On Friday, a Singapore court sentenced Mohanraj to two years and one month in jail and fined him SGD2,000. The court also imposed a lifetime ban from driving any motor vehicle in Singapore. He had pleaded guilty to multiple charges, including causing death by driving without due care. The sentence reflected not only the gravity of taking a life through negligence, but the pattern of disregard that preceded and followed it—a driver who knew the rules, ignored them, and continued ignoring them even after the worst possible consequence had already occurred.

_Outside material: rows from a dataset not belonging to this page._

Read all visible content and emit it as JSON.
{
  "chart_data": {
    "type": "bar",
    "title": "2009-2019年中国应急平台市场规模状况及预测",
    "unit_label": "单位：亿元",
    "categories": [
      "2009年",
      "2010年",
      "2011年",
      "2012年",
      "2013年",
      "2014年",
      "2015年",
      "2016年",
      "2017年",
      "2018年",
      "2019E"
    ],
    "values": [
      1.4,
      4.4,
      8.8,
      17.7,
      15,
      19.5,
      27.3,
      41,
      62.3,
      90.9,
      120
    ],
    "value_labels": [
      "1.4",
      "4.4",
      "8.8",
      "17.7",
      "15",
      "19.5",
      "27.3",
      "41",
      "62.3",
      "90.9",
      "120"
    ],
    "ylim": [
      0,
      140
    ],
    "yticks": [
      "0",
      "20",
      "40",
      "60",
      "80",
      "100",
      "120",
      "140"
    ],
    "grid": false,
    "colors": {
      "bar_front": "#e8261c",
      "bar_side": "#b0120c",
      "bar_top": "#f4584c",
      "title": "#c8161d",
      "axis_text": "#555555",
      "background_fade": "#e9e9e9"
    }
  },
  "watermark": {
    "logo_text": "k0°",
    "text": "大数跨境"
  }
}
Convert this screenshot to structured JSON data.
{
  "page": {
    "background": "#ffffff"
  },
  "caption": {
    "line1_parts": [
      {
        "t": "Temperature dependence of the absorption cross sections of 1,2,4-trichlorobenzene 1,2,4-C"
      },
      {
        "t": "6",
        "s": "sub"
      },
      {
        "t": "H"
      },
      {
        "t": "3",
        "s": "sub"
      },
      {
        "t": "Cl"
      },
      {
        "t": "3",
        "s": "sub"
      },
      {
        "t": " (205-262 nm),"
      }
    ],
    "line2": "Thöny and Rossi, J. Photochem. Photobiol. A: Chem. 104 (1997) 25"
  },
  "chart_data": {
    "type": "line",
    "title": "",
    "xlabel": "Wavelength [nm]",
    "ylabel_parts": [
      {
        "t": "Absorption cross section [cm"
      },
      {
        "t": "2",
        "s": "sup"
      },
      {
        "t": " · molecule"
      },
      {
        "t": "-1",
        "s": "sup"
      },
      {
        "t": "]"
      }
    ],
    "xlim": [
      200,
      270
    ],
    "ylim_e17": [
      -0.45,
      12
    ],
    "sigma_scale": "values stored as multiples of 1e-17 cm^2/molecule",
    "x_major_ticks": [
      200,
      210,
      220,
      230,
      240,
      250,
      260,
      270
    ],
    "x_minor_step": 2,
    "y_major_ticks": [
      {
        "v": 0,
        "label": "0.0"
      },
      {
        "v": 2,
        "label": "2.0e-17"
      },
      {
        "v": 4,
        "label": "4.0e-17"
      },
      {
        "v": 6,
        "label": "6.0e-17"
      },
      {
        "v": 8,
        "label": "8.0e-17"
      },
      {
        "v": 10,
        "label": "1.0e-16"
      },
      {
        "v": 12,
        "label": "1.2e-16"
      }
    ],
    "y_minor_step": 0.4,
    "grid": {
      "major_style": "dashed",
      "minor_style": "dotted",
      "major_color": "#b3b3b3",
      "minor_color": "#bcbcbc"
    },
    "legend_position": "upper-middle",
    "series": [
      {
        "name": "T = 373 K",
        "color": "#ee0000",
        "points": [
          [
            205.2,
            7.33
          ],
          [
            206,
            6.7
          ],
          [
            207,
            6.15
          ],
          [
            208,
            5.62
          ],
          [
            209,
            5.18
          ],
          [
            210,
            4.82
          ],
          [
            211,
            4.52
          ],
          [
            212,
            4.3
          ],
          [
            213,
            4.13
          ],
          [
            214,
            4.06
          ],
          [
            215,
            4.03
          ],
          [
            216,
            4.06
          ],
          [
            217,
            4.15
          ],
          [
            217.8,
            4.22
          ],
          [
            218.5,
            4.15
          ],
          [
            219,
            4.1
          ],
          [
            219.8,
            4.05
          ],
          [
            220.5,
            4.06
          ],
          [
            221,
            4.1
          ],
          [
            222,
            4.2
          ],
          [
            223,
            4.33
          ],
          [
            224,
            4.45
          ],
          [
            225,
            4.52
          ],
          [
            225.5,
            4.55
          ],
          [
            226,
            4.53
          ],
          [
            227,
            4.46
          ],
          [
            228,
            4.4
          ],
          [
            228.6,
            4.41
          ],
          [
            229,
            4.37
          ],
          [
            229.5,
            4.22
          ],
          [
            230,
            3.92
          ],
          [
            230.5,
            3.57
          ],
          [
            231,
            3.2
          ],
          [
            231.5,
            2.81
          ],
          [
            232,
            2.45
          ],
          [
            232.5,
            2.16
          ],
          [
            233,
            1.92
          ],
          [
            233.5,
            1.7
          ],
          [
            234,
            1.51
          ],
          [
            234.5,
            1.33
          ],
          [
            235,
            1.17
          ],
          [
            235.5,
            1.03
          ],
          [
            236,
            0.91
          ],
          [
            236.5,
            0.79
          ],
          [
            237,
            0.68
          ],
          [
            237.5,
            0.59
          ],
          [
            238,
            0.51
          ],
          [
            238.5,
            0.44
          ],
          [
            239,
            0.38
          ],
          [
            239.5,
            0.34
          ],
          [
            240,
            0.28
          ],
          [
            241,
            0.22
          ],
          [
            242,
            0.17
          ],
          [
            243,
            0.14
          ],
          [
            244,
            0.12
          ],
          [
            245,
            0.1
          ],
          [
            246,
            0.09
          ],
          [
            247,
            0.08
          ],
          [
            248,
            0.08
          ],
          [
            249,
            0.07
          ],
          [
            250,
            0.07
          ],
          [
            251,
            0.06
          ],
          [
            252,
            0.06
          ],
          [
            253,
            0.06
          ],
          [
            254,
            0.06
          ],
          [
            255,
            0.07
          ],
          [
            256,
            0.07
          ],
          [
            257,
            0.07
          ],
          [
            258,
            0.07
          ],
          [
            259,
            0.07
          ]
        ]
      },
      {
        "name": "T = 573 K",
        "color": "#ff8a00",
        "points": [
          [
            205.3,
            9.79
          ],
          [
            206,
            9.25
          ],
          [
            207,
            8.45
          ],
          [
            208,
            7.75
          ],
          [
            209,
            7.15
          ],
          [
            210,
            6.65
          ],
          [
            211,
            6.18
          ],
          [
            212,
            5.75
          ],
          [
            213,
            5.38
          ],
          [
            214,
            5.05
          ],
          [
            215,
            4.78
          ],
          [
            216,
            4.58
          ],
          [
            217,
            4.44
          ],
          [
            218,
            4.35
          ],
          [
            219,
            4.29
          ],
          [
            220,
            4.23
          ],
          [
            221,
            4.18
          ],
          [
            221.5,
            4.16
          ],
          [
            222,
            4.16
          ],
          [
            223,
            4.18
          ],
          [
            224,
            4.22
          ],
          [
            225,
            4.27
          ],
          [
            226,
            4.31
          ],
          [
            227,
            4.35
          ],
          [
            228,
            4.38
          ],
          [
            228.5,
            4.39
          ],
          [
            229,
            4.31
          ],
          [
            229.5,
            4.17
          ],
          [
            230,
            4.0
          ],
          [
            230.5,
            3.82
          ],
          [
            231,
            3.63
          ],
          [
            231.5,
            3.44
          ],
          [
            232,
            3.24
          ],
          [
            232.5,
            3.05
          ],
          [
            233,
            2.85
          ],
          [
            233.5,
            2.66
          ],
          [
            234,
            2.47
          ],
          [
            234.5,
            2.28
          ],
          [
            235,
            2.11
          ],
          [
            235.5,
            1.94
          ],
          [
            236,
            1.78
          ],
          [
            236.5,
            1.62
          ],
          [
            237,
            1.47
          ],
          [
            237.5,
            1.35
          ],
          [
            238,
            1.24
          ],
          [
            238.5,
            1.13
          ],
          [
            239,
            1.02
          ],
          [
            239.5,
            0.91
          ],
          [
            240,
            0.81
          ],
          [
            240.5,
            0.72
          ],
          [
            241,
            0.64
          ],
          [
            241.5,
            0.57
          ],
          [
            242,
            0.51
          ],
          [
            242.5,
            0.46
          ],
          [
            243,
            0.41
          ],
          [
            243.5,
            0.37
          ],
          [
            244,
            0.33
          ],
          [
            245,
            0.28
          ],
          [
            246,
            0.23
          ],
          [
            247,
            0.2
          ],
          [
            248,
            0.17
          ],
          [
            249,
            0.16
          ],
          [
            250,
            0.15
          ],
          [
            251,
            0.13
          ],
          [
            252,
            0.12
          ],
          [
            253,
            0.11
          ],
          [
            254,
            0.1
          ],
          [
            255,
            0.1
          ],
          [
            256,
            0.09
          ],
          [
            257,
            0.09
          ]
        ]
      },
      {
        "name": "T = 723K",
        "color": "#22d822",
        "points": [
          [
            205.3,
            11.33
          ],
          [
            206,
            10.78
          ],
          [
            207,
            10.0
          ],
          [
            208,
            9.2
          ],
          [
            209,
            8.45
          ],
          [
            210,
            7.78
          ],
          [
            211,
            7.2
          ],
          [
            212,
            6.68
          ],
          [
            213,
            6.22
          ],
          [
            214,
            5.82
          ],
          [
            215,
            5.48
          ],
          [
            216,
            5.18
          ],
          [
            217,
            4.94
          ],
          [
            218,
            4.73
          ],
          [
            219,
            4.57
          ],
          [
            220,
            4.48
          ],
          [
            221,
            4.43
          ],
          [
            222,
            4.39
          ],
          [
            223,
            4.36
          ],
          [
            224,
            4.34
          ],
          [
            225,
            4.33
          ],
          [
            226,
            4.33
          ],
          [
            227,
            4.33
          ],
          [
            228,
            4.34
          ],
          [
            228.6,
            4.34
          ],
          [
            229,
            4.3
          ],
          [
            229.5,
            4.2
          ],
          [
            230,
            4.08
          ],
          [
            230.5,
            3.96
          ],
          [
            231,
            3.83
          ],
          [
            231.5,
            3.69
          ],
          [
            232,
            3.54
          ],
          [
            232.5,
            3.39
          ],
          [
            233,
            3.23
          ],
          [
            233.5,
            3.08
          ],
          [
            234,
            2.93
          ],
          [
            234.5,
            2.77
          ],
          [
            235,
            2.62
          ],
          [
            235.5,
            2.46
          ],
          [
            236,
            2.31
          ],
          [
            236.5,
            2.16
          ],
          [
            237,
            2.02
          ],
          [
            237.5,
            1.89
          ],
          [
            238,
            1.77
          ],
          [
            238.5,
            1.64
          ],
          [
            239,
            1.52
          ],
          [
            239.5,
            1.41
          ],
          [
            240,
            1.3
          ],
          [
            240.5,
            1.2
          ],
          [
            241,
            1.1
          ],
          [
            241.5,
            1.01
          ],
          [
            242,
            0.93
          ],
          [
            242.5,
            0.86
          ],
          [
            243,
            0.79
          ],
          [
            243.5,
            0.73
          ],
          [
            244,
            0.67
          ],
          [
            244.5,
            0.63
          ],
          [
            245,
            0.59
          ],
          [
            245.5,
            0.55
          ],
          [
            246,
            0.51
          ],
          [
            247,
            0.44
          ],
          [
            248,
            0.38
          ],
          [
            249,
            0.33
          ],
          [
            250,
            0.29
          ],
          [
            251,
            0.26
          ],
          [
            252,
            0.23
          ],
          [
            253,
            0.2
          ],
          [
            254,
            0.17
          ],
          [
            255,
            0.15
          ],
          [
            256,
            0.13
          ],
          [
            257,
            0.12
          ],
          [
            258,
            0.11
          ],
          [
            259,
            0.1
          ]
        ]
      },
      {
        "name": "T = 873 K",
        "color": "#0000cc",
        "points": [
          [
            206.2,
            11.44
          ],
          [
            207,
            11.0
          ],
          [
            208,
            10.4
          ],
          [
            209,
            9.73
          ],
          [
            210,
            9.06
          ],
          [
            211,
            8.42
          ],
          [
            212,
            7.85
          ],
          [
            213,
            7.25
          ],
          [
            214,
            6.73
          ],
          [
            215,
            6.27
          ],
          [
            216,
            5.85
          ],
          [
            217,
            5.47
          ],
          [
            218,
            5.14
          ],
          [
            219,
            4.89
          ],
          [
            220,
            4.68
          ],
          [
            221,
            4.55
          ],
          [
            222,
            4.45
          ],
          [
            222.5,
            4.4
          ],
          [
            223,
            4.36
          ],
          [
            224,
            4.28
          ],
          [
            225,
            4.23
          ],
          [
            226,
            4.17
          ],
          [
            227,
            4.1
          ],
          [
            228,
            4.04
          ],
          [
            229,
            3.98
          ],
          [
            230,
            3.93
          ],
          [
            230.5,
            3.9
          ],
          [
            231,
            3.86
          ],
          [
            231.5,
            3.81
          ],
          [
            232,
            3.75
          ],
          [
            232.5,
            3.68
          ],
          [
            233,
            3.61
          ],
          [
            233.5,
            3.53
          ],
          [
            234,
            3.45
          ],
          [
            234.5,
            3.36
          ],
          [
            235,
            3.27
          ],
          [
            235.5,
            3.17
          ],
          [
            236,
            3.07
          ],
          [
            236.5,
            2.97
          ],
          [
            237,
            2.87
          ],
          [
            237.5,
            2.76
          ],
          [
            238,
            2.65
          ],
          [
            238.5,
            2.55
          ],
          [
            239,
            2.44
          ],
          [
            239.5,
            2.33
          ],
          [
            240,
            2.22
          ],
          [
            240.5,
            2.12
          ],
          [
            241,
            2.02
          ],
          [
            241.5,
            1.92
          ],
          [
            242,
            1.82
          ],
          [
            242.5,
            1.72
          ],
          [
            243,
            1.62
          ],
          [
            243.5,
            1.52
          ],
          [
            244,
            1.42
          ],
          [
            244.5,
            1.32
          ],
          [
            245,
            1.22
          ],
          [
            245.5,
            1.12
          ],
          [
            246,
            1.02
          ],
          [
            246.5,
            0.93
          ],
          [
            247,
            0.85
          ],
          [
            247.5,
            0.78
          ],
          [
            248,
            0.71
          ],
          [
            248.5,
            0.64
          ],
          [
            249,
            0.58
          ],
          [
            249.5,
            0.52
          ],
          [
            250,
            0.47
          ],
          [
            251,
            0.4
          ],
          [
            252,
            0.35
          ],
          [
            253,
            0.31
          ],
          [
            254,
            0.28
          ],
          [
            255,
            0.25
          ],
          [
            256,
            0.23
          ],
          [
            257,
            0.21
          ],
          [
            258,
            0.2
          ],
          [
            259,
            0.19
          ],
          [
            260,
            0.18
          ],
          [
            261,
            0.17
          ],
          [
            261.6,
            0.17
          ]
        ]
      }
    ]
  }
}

The lorry mounted the kerb of the centre divider, smashed through the green metal railings, and uprooted two trees before emerging onto the opposite side of the road, directly against the flow of oncoming traffic
— Deputy Public Prosecutor Sunil Nair, describing the collision
A Conversa do Hearth Outra perspectiva sobre a história
Inventor

What strikes you most about how this unfolded?

Model

The timeline. He was already flagged as a careless driver. The system gave him a warning. And then, before that warning even expired, he killed someone.

Inventor

And after the accident itself?

Model

He kept driving. Twice. After his license was revoked. It suggests something deeper than a momentary lapse—a refusal to accept the rules applied to him.

Inventor

The victim was a professor. Does that detail matter to the story?

Model

It matters because it shows the randomness of it. Tan Yock Lin was established, accomplished, 70 years old. His life wasn't hanging by a thread. And then a construction worker looking at his phone ended it. That's the collision the story is really about.

Inventor

The extraction took an hour.

Model

Yes. That detail haunts the whole thing. He was alive when they started. The road was closed. Everyone could see what had happened. And still, it took an hour to get him out.

Inventor

Do you think the sentence was proportionate?

Model

I don't know. Two years and a lifetime ban. He killed someone through negligence and then ignored the law afterward. But proportionality assumes we can measure a life against time in prison. We can't. What we can measure is whether the sentence might change how the next driver holds their phone.